George Lechaptois, Director of Photography
Originally from Chile, George Lechaptois moved to France in 1983. His more than 60 credits include Other People’s Children, 2022; Les Pieds Sur Terre by André Téchiné, 2022; Too Close To The Sun, 2022; and Azuro, based on the book by Marguerite Duras.
Eren McGinnis, Location Sound Recordist
Mexican American filmmaker and location sound recordist, Eren Isabella McGinnis has over 20 credits including POV’s Tobacco Blues, The Girl Next Door (shortlisted for an Oscar), Beyond the Border, The Spirituals, and IL’s Precious Knowledge. As a Fulbright scholar, she spent a year writing and filmmaking in Juchitán, México, while her film works shine a light on social justice and culture. McGinnis is one of the co-founders of Café Sisters Productions, an all-woman filmmaking collective dedicated to bringing a feminist edge to their creations and also to the creative Dos Vatos Productions team. Recent projects have brought her to Poland, Germany, South Korea, and Spain.
Jeanna French, Editor
Jeanna French is a documentary and video editor whose work has aired on PBS, HBO, and selected for film festivals such as New York Film Festival, AFI Docs, Aspen Film ShortFest, LA Film Festival, and Sheffield Doc/Fest.

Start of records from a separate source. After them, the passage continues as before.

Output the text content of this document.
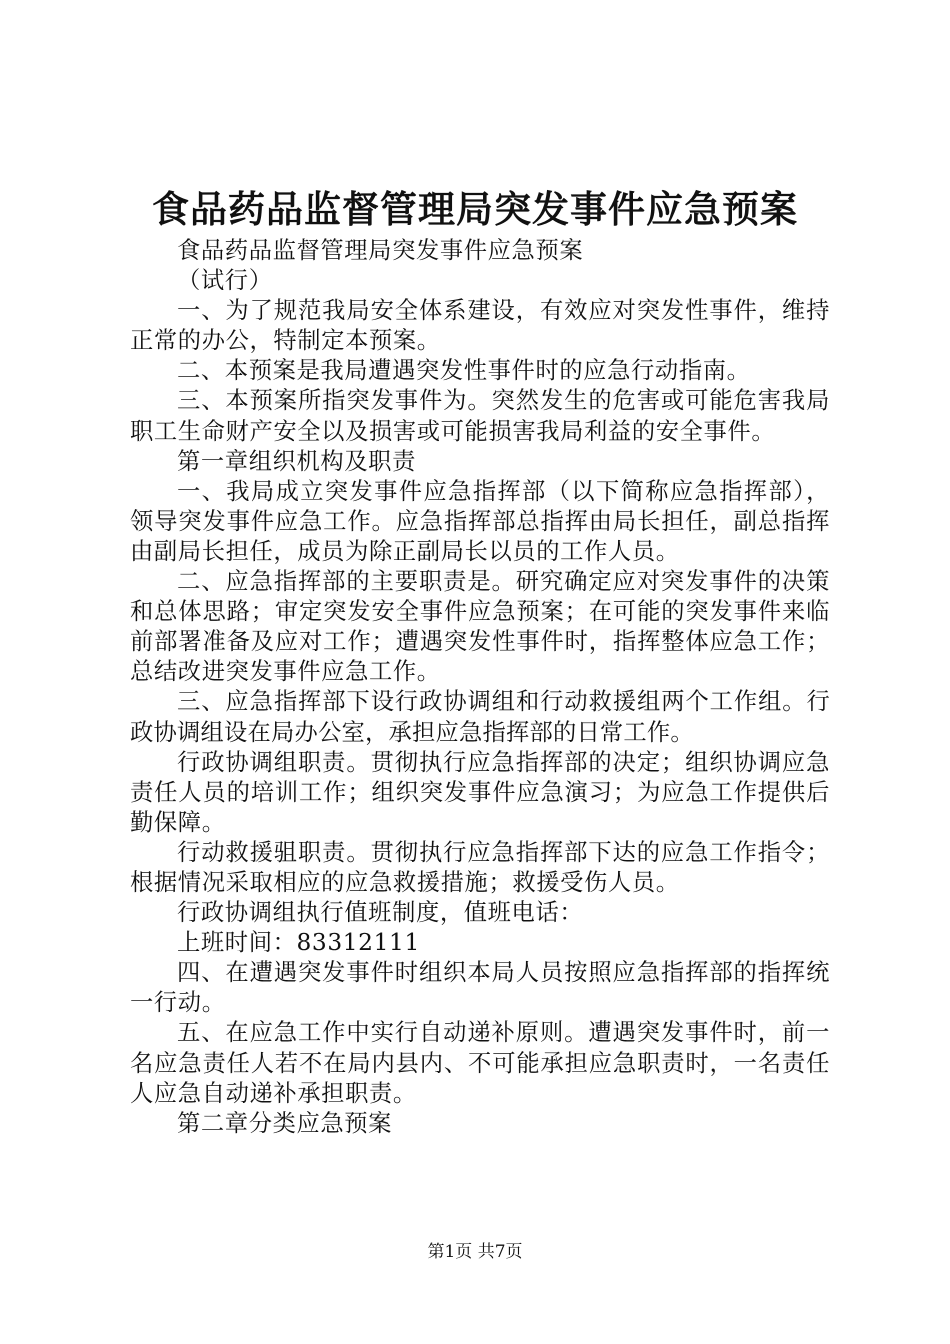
食品药品监督管理局突发事件应急预案

食品药品监督管理局突发事件应急预案

（试行）

一、为了规范我局安全体系建设，有效应对突发性事件，维持正常的办公，特制定本预案。

二、本预案是我局遭遇突发性事件时的应急行动指南。

三、本预案所指突发事件为。突然发生的危害或可能危害我局职工生命财产安全以及损害或可能损害我局利益的安全事件。

第一章组织机构及职责

一、我局成立突发事件应急指挥部（以下简称应急指挥部），领导突发事件应急工作。应急指挥部总指挥由局长担任，副总指挥由副局长担任，成员为除正副局长以员的工作人员。

二、应急指挥部的主要职责是。研究确定应对突发事件的决策和总体思路；审定突发安全事件应急预案；在可能的突发事件来临前部署准备及应对工作；遭遇突发性事件时，指挥整体应急工作；总结改进突发事件应急工作。

三、应急指挥部下设行政协调组和行动救援组两个工作组。行政协调组设在局办公室，承担应急指挥部的日常工作。

行政协调组职责。贯彻执行应急指挥部的决定；组织协调应急责任人员的培训工作；组织突发事件应急演习；为应急工作提供后勤保障。

行动救援驵职责。贯彻执行应急指挥部下达的应急工作指令；根据情况采取相应的应急救援措施；救援受伤人员。

行政协调组执行值班制度，值班电话：

上班时间：83312111

四、在遭遇突发事件时组织本局人员按照应急指挥部的指挥统一行动。

五、在应急工作中实行自动递补原则。遭遇突发事件时，前一名应急责任人若不在局内县内、不可能承担应急职责时，一名责任人应急自动递补承担职责。

第二章分类应急预案

第1页 共7页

Jeanna edited Oscar Shortlisted documentary, Brillo Box (3¢ off) that is currently available on all HBO platforms. She was the editor on the short film, “A Few Things About Robert Irwin,” commissioned for the Los Angeles County Museum of Art’s inaugural Art + Film Gala. Additionally, Jeanna is an editor and Associate Producer on the PBS travel documentary series, In the Americas with David Yetman, currently on their 9th season. Recently, she cut feature length documentary, Gustav Stickley: American Craftsman.